# Having a vape on my Reo Grand and my Sigelei 100W



## zadiac (1/10/14)

Just sitting outside having a vape.



Both sub-ohm. Single coil in the Reo and Dual Coil on the Sigelei. Both great vapes and great taste. Love them to bits.

Reactions: Like 2 | Winner 6


----------



## Rob Fisher (1/10/14)

I smaak it stukkend!

Reactions: Thanks 1


----------



## johan (1/10/14)

I just loved it @zadiac - next time give us a verbal intro as well

Reactions: Thanks 1


----------



## Sir Vape (1/10/14)

Looking good @zadiac

Reactions: Thanks 1


----------



## Andre (1/10/14)

Great going - and I could see you were savouring that.

Reactions: Thanks 1


----------



## Alex (1/10/14)

Like a Sir

Reactions: Like 1 | Agree 1 | Thanks 1


----------



## Silver (2/10/14)

@zadiac 
That's so cool

The look on your face is one of pleasure and disbelief - all at once!
Classic

Loved the quick "is it squonked" check before firing the Reo

Reactions: Thanks 1


----------



## zadiac (2/10/14)

Silver said:


> @zadiac
> That's so cool
> 
> The look on your face is one of pleasure and disbelief - all at once!
> ...



Hahaha yeah, thanks @Silver 
Have to check.
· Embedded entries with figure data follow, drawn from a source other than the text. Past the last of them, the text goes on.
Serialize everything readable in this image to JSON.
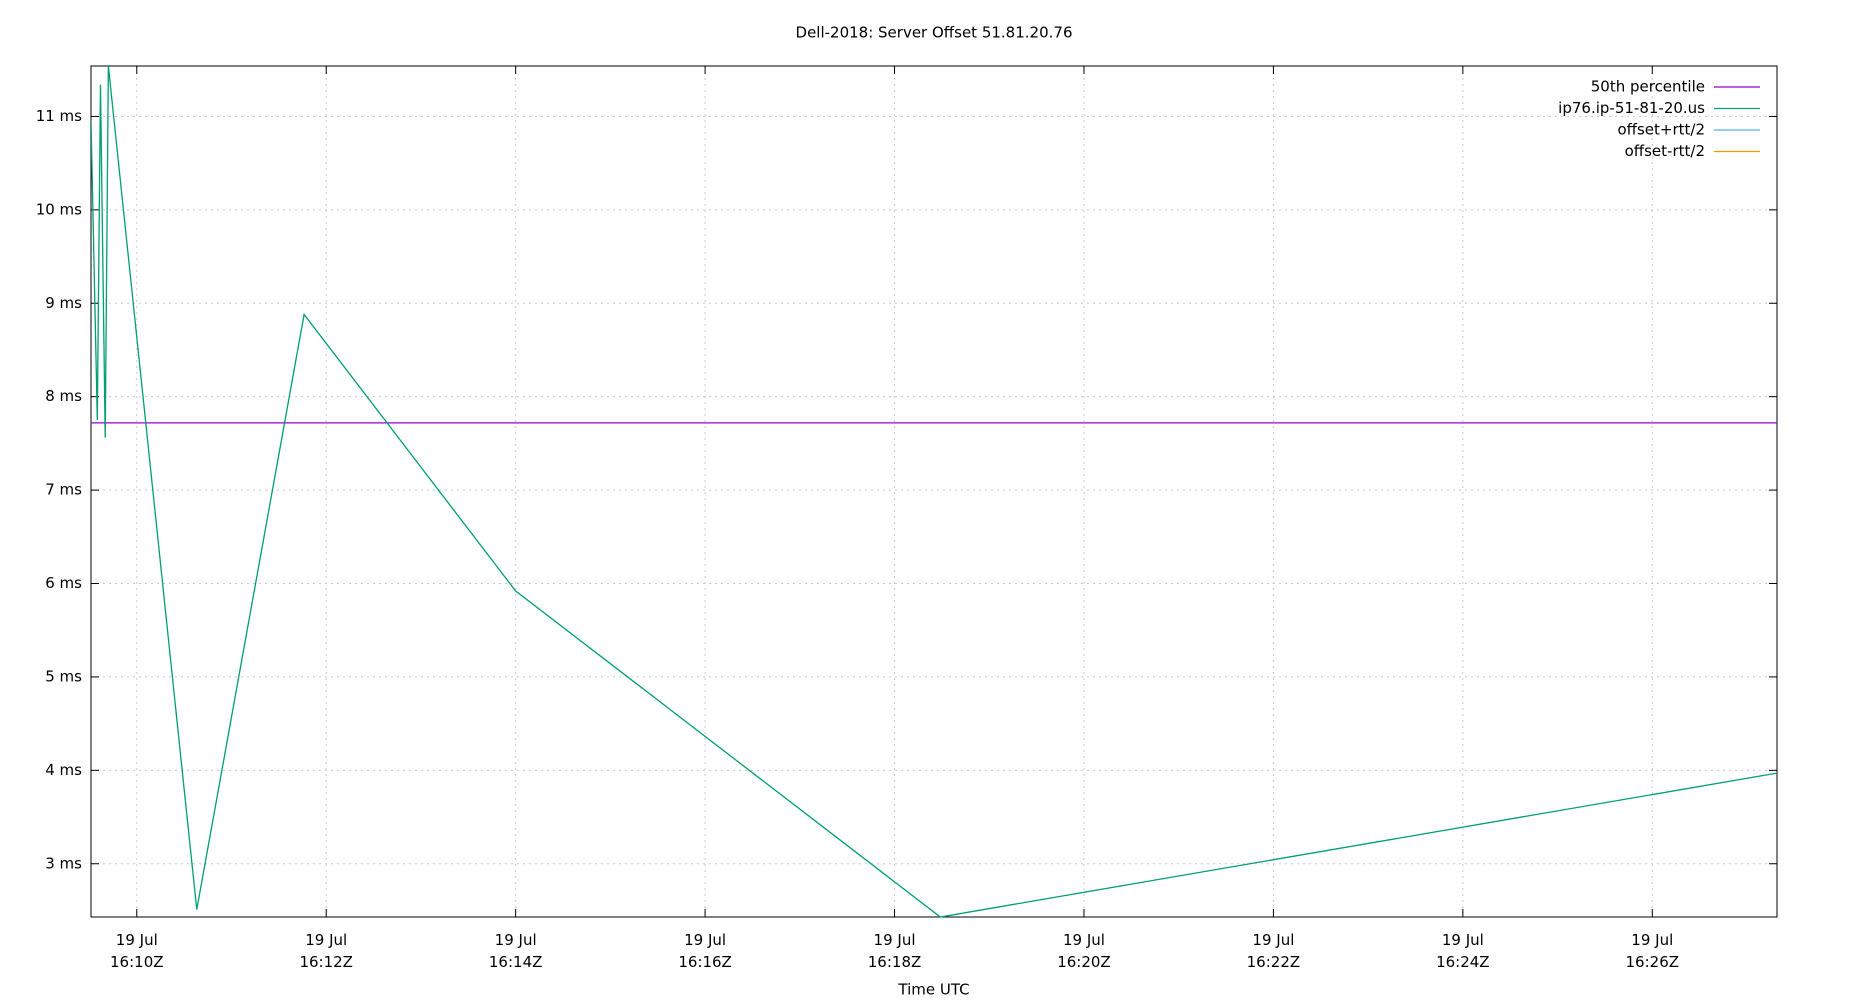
{
  "chart_data": {
    "type": "line",
    "title": "Dell-2018: Server Offset 51.81.20.76",
    "x_label": "Time UTC",
    "x": [
      "16:09:31",
      "16:09:35",
      "16:09:37",
      "16:09:40",
      "16:09:42",
      "16:10:38",
      "16:11:46",
      "16:14:00",
      "16:18:29",
      "16:27:19"
    ],
    "series": [
      {
        "name": "50th percentile",
        "color": "#9400d3",
        "value": 7.72
      },
      {
        "name": "ip76.ip-51-81-20.us",
        "color": "#009e73",
        "values": [
          10.96,
          7.75,
          11.34,
          7.56,
          11.54,
          2.51,
          8.88,
          5.92,
          2.43,
          3.97
        ]
      },
      {
        "name": "offset+rtt/2",
        "color": "#56b4e9"
      },
      {
        "name": "offset-rtt/2",
        "color": "#e69f00"
      }
    ],
    "xlim": [
      "16:09:31",
      "16:27:19"
    ],
    "xticks": [
      {
        "value": "16:10:00",
        "label": "19 Jul\n16:10Z"
      },
      {
        "value": "16:12:00",
        "label": "19 Jul\n16:12Z"
      },
      {
        "value": "16:14:00",
        "label": "19 Jul\n16:14Z"
      },
      {
        "value": "16:16:00",
        "label": "19 Jul\n16:16Z"
      },
      {
        "value": "16:18:00",
        "label": "19 Jul\n16:18Z"
      },
      {
        "value": "16:20:00",
        "label": "19 Jul\n16:20Z"
      },
      {
        "value": "16:22:00",
        "label": "19 Jul\n16:22Z"
      },
      {
        "value": "16:24:00",
        "label": "19 Jul\n16:24Z"
      },
      {
        "value": "16:26:00",
        "label": "19 Jul\n16:26Z"
      }
    ],
    "ylim": [
      2.43,
      11.54
    ],
    "yticks": [
      {
        "value": 3,
        "label": "3 ms"
      },
      {
        "value": 4,
        "label": "4 ms"
      },
      {
        "value": 5,
        "label": "5 ms"
      },
      {
        "value": 6,
        "label": "6 ms"
      },
      {
        "value": 7,
        "label": "7 ms"
      },
      {
        "value": 8,
        "label": "8 ms"
      },
      {
        "value": 9,
        "label": "9 ms"
      },
      {
        "value": 10,
        "label": "10 ms"
      },
      {
        "value": 11,
        "label": "11 ms"
      }
    ],
    "grid": true,
    "legend": "top-right"
  }
}
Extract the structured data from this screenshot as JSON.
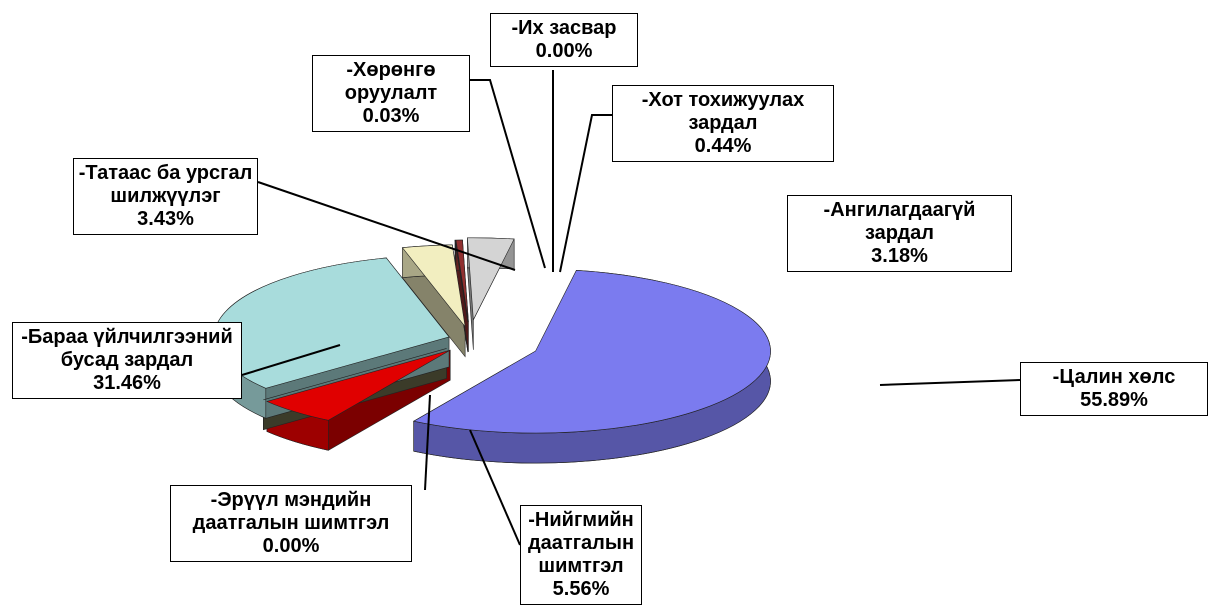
{
  "chart_data": {
    "type": "pie",
    "categories": [
      "-Цалин хөлс",
      "-Нийгмийн даатгалын шимтгэл",
      "-Эрүүл мэндийн даатгалын шимтгэл",
      "-Бараа үйлчилгээний бусад зардал",
      "-Татаас ба урсгал шилжүүлэг",
      "-Хөрөнгө оруулалт",
      "-Их засвар",
      "-Хот тохижуулах зардал",
      "-Ангилагдаагүй зардал"
    ],
    "values": [
      55.89,
      5.56,
      0.0,
      31.46,
      3.43,
      0.03,
      0.0,
      0.44,
      3.18
    ],
    "value_labels": [
      "55.89%",
      "5.56%",
      "0.00%",
      "31.46%",
      "3.43%",
      "0.03%",
      "0.00%",
      "0.44%",
      "3.18%"
    ],
    "colors": [
      "#7b7bef",
      "#e00000",
      "#6b6b4b",
      "#a8dcdc",
      "#f2eec0",
      "#8080c0",
      "#404040",
      "#903030",
      "#d4d4d4"
    ]
  }
}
Can't stand that dry hit taste...lol

Reactions: Like 1


----------



## Gizmo (2/10/14)

zadiac said:


> Just sitting outside having a vape.
> 
> 
> 
> Both sub-ohm. Single coil in the Reo and Dual Coil on the Sigelei. Both great vapes and great taste. Love them to bits.




Looking good bud!

Reactions: Thanks 1


----------